Lock, Stock, and Barrel
Kyle Bunts
Class of 2020 • Galena, Maryland
Over the course of a hot and sweaty summer devoted to studying the past, Kyle Bunts ’20 found a 1,500-year-old quartz projectile tip while digging at Pindell Bluff as part of the Lost Towns Project in southern Maryland. He also found highly-sought evidence of the original structure on Andelot Farm, the earliest English settlement in Kent County (c. 1680-1720). But his most important discoveries may have been a newfound appreciation for historically-accurate 18th-century craftsmanship and a senior thesis topic that explores the role of 18th-century rifles on the early frontier.
In the gunsmith shop at Colonial Williamsburg, Bunts sweats in his colonial garb as he interrupts his work to talk to visitors about an artisan trade nearly lost to history.
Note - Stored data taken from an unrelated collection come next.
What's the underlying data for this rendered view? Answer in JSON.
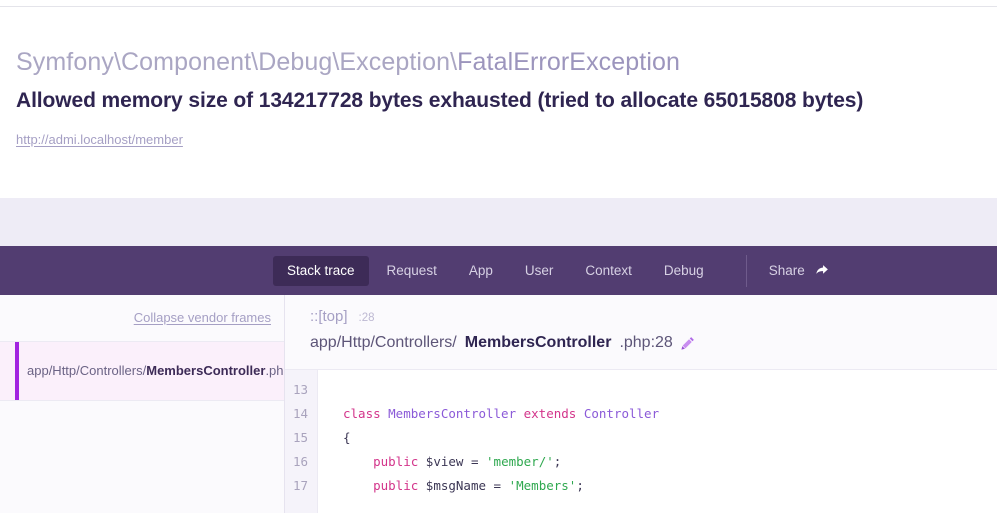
{
  "exception": {
    "namespace": "Symfony\\Component\\Debug\\Exception\\",
    "class_short": "FatalErrorException",
    "message": "Allowed memory size of 134217728 bytes exhausted (tried to allocate 65015808 bytes)",
    "url": "http://admi.localhost/member"
  },
  "nav": {
    "tabs": [
      {
        "label": "Stack trace",
        "active": true
      },
      {
        "label": "Request",
        "active": false
      },
      {
        "label": "App",
        "active": false
      },
      {
        "label": "User",
        "active": false
      },
      {
        "label": "Context",
        "active": false
      },
      {
        "label": "Debug",
        "active": false
      }
    ],
    "share_label": "Share",
    "share_icon": "share-arrow-icon"
  },
  "sidebar": {
    "collapse_label": "Collapse vendor frames",
    "frames": [
      {
        "dir": "app/Http/Controllers/",
        "name": "MembersController",
        "ext": ".php",
        "active": true
      }
    ]
  },
  "frame_detail": {
    "function": "::[top]",
    "line_badge": ":28",
    "file_dir": "app/Http/Controllers/",
    "file_name": "MembersController",
    "file_ext": ".php:28",
    "edit_icon": "pencil-icon"
  },
  "code": {
    "line_numbers": [
      "13",
      "14",
      "15",
      "16",
      "17"
    ],
    "lines": [
      [],
      [
        {
          "t": "class ",
          "c": "tok-kw"
        },
        {
          "t": "MembersController ",
          "c": "tok-cls"
        },
        {
          "t": "extends ",
          "c": "tok-kw"
        },
        {
          "t": "Controller",
          "c": "tok-cls"
        }
      ],
      [
        {
          "t": "{",
          "c": "tok-pun"
        }
      ],
      [
        {
          "t": "    public ",
          "c": "tok-kw"
        },
        {
          "t": "$view",
          "c": "tok-var"
        },
        {
          "t": " = ",
          "c": "tok-pun"
        },
        {
          "t": "'member/'",
          "c": "tok-str"
        },
        {
          "t": ";",
          "c": "tok-pun"
        }
      ],
      [
        {
          "t": "    public ",
          "c": "tok-kw"
        },
        {
          "t": "$msgName",
          "c": "tok-var"
        },
        {
          "t": " = ",
          "c": "tok-pun"
        },
        {
          "t": "'Members'",
          "c": "tok-str"
        },
        {
          "t": ";",
          "c": "tok-pun"
        }
      ]
    ]
  },
  "colors": {
    "nav_bg": "#523d71",
    "nav_active_bg": "#3d2b57",
    "band_bg": "#eeecf6",
    "accent_purple": "#a223e0",
    "message_color": "#2f2551",
    "muted_purple": "#a59fc4"
  }
}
The American longrifle on the table represents approximately 400 manhours spent using the materials, tools, and techniques of that time period. Under the guidance of a master gunsmith, Bunts and his fellow apprentices follow the process to the letter, from forging the iron barrel to casting brass fittings, carving the stock, and assembling the pieces by hand.
It’s a misconception, Bunts says, that muskets—the weapon of choice during the American Revolutionary War—were manufactured in Williamsburg. Those 18th-century firearms were mass-produced in Europe and imported to America from the West Indies. The guns handcrafted here are rifles and shotguns—perfect for hunting food on the frontier, but not so great for the soldier facing the enemy.
“Rifles were very accurate, but the down side was that they were slow to load,” Bunts says. “George Washington wrote to the Continental Congress pleading for more muskets saying, with all due respect to the American gunsmiths, that the rifles were effective but that muskets were easier to load and faster to shoot. And on top of that you had the bayonet for close combat.”
Bunts hasn’t always been interested in guns—or archaeology for that matter. But that all changed at Washington College after several courses in the field and a weeklong visit last spring to Colonial Williamsburg during Prof. John Seidel’s Chesapeake Regional Studies course, Historical Chesapeake.
“During that week of spring break, we got to explore all sorts of trades—silversmith, blacksmith, wheelwright, cabinetmaker, carpenter, farmer, and so on. It was time for me to start thinking about thesis topics and Dr. Seidel was able to hook me up with an internship at the gunsmith shop. I chose to talk about this in my thesis precisely because I didn’t know much about it. And one of the best ways to learn for me is hands-on. I’m more of a hands-on learner.”